On filing a claim, I think you've got something, at least enough to cause trouble. It's too small to interest an attorney, IMO, so your best bet is probably small claims court or housing court. You could file for damages in the maximum $5K, and throw in as many reasons as possible to make the total claimed damages be much higher than $5K in case whatever is thrown out.

However, what you really want to do is to sue for enforcement of the lease, I would think. Read up on what you can do on nycourts.gov, as you might be able to do that without a lawyer as well. If in fact you're right about the owner trying to squirm out of the lease to sell, then your goal here is to create as much trouble as possible for the owner and coop until you're paid damages. Your best bet on doing this is to create trouble for the sale. You would need to file it ASAP, I would imagine. Make sure you have subpoenas served to everyone: the agent, the coop president, the buyer of the apartment, the buyer's agent, etc. I.e., make a big stink, make sure the coop board is dragged into it, etc. While certain people might be inclined to fabricate the truth outside of court, they will be less inclined in court. Certain people (e.g., the coop president) will have little incentive to fabricate anything inside the court, and will actually know all the dealings regarding the sale. Possibly ditto for the buyer & buyer's attorney, and if they get wind of this, they'll be spooked.
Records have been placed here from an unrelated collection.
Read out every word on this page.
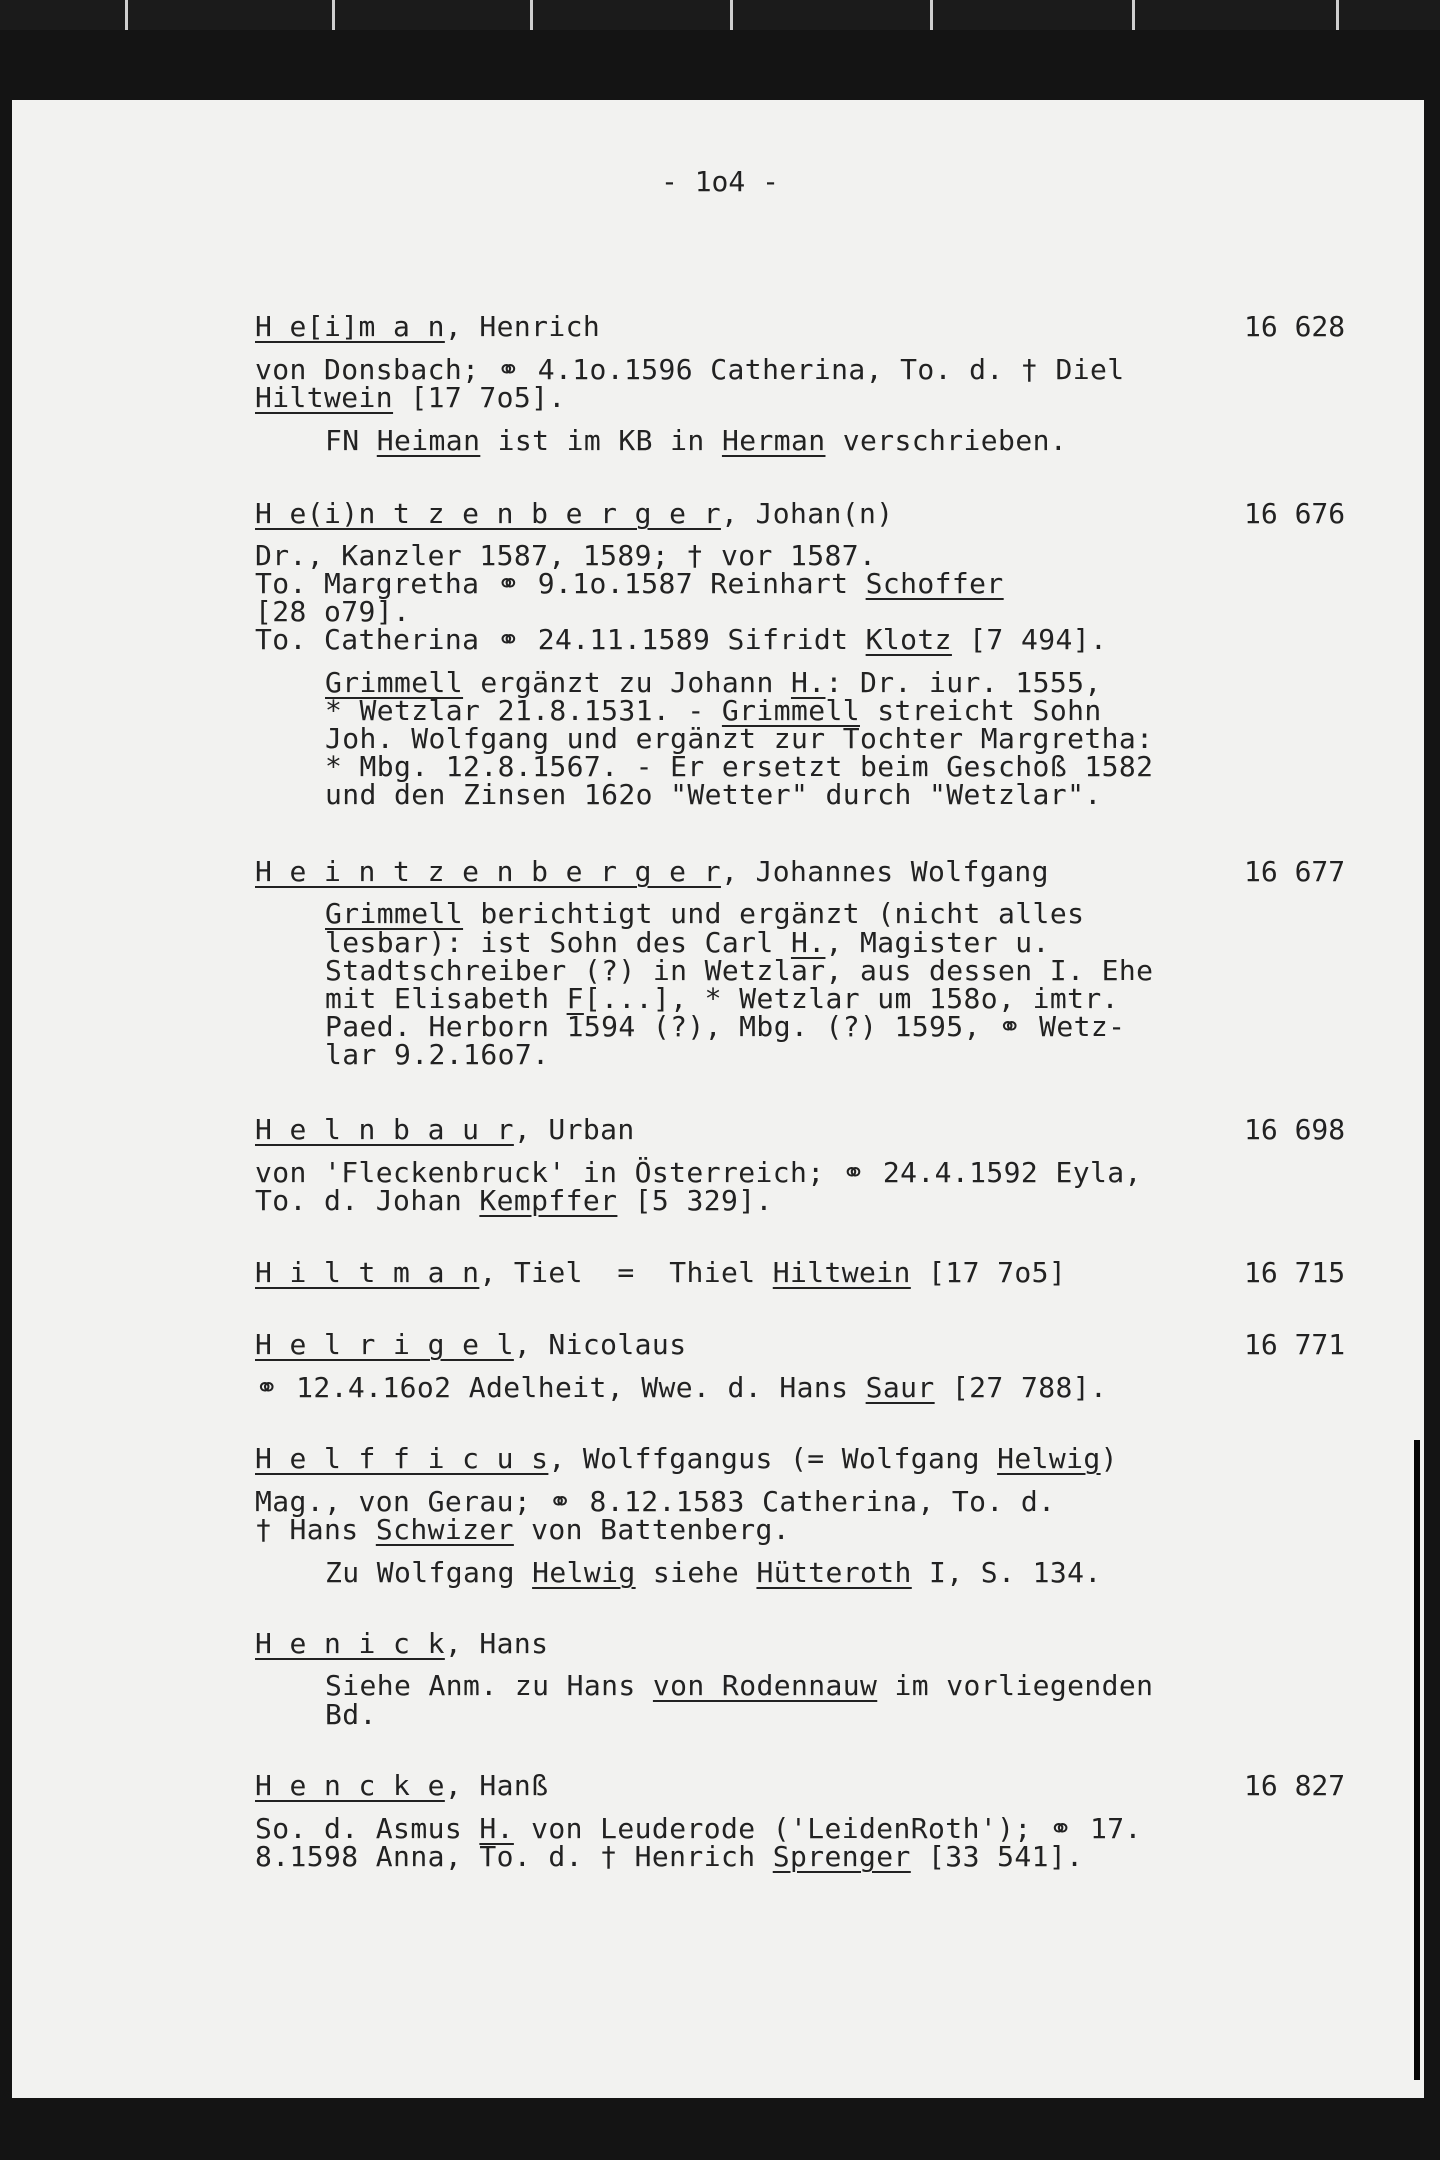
- 1o4 -
16 628
H e[i]m a n, Henrich
von Donsbach; ⚭ 4.1o.1596 Catherina, To. d. † Diel
Hiltwein [17 7o5].
FN Heiman ist im KB in Herman verschrieben.
16 676
H e(i)n t z e n b e r g e r, Johan(n)
Dr., Kanzler 1587, 1589; † vor 1587.
To. Margretha ⚭ 9.1o.1587 Reinhart Schoffer
[28 o79].
To. Catherina ⚭ 24.11.1589 Sifridt Klotz [7 494].
Grimmell ergänzt zu Johann H.: Dr. iur. 1555,
* Wetzlar 21.8.1531. - Grimmell streicht Sohn
Joh. Wolfgang und ergänzt zur Tochter Margretha:
* Mbg. 12.8.1567. - Er ersetzt beim Geschoß 1582
und den Zinsen 162o "Wetter" durch "Wetzlar".
16 677
H e i n t z e n b e r g e r, Johannes Wolfgang
Grimmell berichtigt und ergänzt (nicht alles
lesbar): ist Sohn des Carl H., Magister u.
Stadtschreiber (?) in Wetzlar, aus dessen I. Ehe
mit Elisabeth F[...], * Wetzlar um 158o, imtr.
Paed. Herborn 1594 (?), Mbg. (?) 1595, ⚭ Wetz-
lar 9.2.16o7.
16 698
H e l n b a u r, Urban
von 'Fleckenbruck' in Österreich; ⚭ 24.4.1592 Eyla,
To. d. Johan Kempffer [5 329].
16 715
H i l t m a n, Tiel  =  Thiel Hiltwein [17 7o5]
16 771
H e l r i g e l, Nicolaus
⚭ 12.4.16o2 Adelheit, Wwe. d. Hans Saur [27 788].
H e l f f i c u s, Wolffgangus (= Wolfgang Helwig)
Mag., von Gerau; ⚭ 8.12.1583 Catherina, To. d.
† Hans Schwizer von Battenberg.
Zu Wolfgang Helwig siehe Hütteroth I, S. 134.
H e n i c k, Hans
Siehe Anm. zu Hans von Rodennauw im vorliegenden
Bd.
16 827
H e n c k e, Hanß
So. d. Asmus H. von Leuderode ('LeidenRoth'); ⚭ 17.
8.1598 Anna, To. d. † Henrich Sprenger [33 541].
Again, the goal here is to hold up the sale to be paid damages. If you get a judgement to have the lease enforced, then the sale will be off since the new owner has no interest in buying two apartments where one is occupied by you. The owner will not want to risk such a thing, so he/she will do what it takes to avoid court over this. I do not believe your damages here are limited to an application fee, credit check, etc. You were contractually entitled to leasing that apartment for the next year or two, and damages related to non-performance on that are not simply some costs associated with the due diligence on the lease.

To copy kylewest's sentence for myself.... These are my thoughts as I read your post--not legal advice. For legal advice you need to consult an attorney.